ちなみにパステルは良いようにあしらわれた。そこからリュートにベタぼれだ……突発的なゲリラ戦闘を吹っ掛けるという意味で。

 リュートが《オーラシー》の魔術師と呼ばれているのを、パステルが知るのは、そのすぐ後だった。


「どうして! どうして、私の魔法が!」

「……種明かしがほしいなら、負けを認めろよ」

「誰が!」

 アシェリィは未だにフレアシュートを打ち続けていた。ここでリュートにも焦りが出始める。

 表には出さない物の、アシェリィの圧倒的な魔力保有量の攻略に難儀していた。小細工が通用しにくいのである。

(魔法の使用回数から考えて、あいつのスキルは魔力を貯めておける系統か……なら魔法の打ち合いは避けるべし)

「四肢に漲れるは力、ブースト」

 無属性に分類される筋力増加の魔法が、躰に反映されていく。

 リュートは縮地を極めた達人の動きで、アシェリィに肉薄する。思考停止したアシェリィの腕を取ると、緩急をつけて足を払い、バランスを崩して投げ飛ばした。強化された投げは、軽い少女を空高く打ち上げた。

「きゃああああああ!?」

「俺はこういう芸当も出来るんだよっ!」

 投げ技を繰り出しながら「ま、我流だけどな」とぼやく。実際、リュートに師と呼べる者はいない。そもそもそんなものは習っていない。

 すべて、今まで戦ってきた戦士や格闘家のオーラの流動を自分の動きに反映しているだけだ。

言わば、コピーのような代物をごちゃごちゃに混ぜたキメラ武術。そんな劣化模造の玉石混合技術でも、学生レベルなら十分すぎるほどに通じた。

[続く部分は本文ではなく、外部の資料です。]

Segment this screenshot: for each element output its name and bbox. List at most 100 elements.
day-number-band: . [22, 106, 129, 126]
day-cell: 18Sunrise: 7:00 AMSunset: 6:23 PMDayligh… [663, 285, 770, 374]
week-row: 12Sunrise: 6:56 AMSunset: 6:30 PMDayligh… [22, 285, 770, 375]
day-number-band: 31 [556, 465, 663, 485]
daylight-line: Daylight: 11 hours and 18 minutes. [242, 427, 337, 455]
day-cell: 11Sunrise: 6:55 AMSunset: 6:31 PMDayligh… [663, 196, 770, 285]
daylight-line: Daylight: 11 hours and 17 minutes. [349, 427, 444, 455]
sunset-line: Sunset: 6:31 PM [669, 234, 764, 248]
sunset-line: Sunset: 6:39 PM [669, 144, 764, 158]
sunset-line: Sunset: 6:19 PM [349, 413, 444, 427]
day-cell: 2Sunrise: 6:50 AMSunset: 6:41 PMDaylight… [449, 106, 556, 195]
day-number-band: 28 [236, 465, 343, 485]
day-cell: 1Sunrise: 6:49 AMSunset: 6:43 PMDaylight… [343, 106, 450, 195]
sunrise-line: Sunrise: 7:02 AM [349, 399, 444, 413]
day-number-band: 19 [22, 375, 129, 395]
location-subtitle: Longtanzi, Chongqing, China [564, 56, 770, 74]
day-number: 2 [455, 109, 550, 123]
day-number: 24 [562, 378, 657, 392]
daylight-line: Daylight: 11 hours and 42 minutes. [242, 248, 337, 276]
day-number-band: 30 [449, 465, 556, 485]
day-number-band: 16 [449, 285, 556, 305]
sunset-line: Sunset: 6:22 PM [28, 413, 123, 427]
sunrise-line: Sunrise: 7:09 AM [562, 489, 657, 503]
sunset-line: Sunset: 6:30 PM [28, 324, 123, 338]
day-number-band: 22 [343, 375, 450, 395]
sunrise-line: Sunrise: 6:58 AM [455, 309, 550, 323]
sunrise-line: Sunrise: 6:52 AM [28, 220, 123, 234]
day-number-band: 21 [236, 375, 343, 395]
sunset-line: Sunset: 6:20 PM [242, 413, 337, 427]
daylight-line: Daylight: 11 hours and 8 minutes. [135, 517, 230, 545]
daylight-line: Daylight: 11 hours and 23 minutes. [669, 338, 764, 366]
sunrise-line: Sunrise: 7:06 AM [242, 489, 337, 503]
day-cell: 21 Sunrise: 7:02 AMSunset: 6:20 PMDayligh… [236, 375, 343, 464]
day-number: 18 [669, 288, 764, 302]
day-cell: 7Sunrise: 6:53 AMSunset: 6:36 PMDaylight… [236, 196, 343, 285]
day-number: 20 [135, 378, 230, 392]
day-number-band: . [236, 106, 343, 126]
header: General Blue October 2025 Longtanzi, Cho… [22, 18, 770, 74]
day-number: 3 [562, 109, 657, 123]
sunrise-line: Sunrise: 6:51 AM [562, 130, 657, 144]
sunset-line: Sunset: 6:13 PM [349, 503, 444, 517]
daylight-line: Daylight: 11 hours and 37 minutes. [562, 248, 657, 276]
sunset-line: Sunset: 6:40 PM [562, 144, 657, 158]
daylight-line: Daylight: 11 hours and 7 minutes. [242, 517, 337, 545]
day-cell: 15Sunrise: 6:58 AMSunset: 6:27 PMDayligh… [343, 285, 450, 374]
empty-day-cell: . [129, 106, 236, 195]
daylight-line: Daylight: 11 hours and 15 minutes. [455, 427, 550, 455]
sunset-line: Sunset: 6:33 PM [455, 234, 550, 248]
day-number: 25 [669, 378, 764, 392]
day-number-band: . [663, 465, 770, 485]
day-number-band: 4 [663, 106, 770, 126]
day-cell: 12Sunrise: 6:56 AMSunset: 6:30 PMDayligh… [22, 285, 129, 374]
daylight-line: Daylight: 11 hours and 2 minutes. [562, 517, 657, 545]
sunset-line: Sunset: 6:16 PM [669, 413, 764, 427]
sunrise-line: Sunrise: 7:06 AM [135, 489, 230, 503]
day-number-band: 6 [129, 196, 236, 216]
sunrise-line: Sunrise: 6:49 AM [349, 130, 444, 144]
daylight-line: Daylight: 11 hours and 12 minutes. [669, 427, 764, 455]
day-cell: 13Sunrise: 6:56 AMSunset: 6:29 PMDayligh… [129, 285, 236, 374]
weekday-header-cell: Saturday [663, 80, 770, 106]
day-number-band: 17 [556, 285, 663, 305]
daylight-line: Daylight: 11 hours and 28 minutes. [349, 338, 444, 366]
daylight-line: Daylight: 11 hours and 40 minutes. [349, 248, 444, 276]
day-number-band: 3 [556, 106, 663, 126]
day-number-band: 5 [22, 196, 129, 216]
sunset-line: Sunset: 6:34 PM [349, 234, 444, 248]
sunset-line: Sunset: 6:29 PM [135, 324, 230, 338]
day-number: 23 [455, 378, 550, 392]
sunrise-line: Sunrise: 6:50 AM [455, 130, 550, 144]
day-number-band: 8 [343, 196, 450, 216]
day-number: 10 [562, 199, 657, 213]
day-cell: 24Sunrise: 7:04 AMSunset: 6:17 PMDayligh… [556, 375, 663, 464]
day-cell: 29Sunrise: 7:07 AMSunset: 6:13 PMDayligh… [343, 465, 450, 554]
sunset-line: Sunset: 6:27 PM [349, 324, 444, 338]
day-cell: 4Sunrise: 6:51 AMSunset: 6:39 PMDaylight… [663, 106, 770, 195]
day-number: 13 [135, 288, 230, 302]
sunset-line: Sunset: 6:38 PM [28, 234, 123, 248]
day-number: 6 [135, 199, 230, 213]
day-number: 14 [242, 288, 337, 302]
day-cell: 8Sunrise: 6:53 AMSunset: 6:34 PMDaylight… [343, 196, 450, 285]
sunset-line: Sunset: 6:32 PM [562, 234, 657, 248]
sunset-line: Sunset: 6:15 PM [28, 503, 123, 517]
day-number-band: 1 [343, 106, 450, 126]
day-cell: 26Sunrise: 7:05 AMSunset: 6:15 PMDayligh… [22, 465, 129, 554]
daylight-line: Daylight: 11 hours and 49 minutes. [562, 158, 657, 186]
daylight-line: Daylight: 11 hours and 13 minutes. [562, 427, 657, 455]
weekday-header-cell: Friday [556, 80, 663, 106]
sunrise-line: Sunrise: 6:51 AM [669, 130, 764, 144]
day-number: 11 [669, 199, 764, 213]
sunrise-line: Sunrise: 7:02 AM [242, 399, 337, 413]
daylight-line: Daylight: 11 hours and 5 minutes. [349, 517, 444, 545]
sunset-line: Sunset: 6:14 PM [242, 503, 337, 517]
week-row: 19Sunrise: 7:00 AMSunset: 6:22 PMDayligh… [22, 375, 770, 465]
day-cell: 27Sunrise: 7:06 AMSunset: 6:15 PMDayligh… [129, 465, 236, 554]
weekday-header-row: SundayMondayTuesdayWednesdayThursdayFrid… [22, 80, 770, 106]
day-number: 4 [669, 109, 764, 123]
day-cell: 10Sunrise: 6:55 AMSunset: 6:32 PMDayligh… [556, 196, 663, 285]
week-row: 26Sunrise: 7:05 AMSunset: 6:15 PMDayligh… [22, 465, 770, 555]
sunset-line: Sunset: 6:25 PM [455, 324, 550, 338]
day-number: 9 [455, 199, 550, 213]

空から落ちてくるアシェリィと一足先に届く彼女の悲鳴。

「た、たすけてええええ!」

「あ……? もしかして」

「彼女、高所恐怖症かもね?」

 あっけらかんと審判を勤めるパステルが考察していた。

「風魔法でクッションを!」

「ひいいいいいいい!」

 無理そうだった。

「しかたねえな、後で文句言うなよ!?」

 もはや決闘など無意味だと悟り、急いで落下点に走り出すリュート。

「うおおおおお!」

「アーシェ!」

 決闘場に二人の少女と一人の青年の叫びが木霊した。



(さーて、俺はどうすればいいんだろうか)

 放課後の教室。

視線の先にはつむじがある。

リュートは所在なさげに立ち尽くす。

「もう頭上げろよ」

「今上げたら自分の情けなさで死にそうなのよ」

 頭を下げ続けるアシェリィは、お察しの通り決闘に敗北した。それも敵に助けられるという屈辱的な形で。

「俺が居たたまれないから止めてくれ」

「それは勝者の命令?」

「んなわけねーだろ、それはそれ、これはこれだ」

「ケチ」

「んだとコラ」

 ようやく視線が合ったと思ったら、二人はガンを飛ばし合う。身分の関係性が薄くなる学院内でしか見られない非常に珍しい光景だ。市井でやろうものなら、リュートは牢屋送りにされるだろう。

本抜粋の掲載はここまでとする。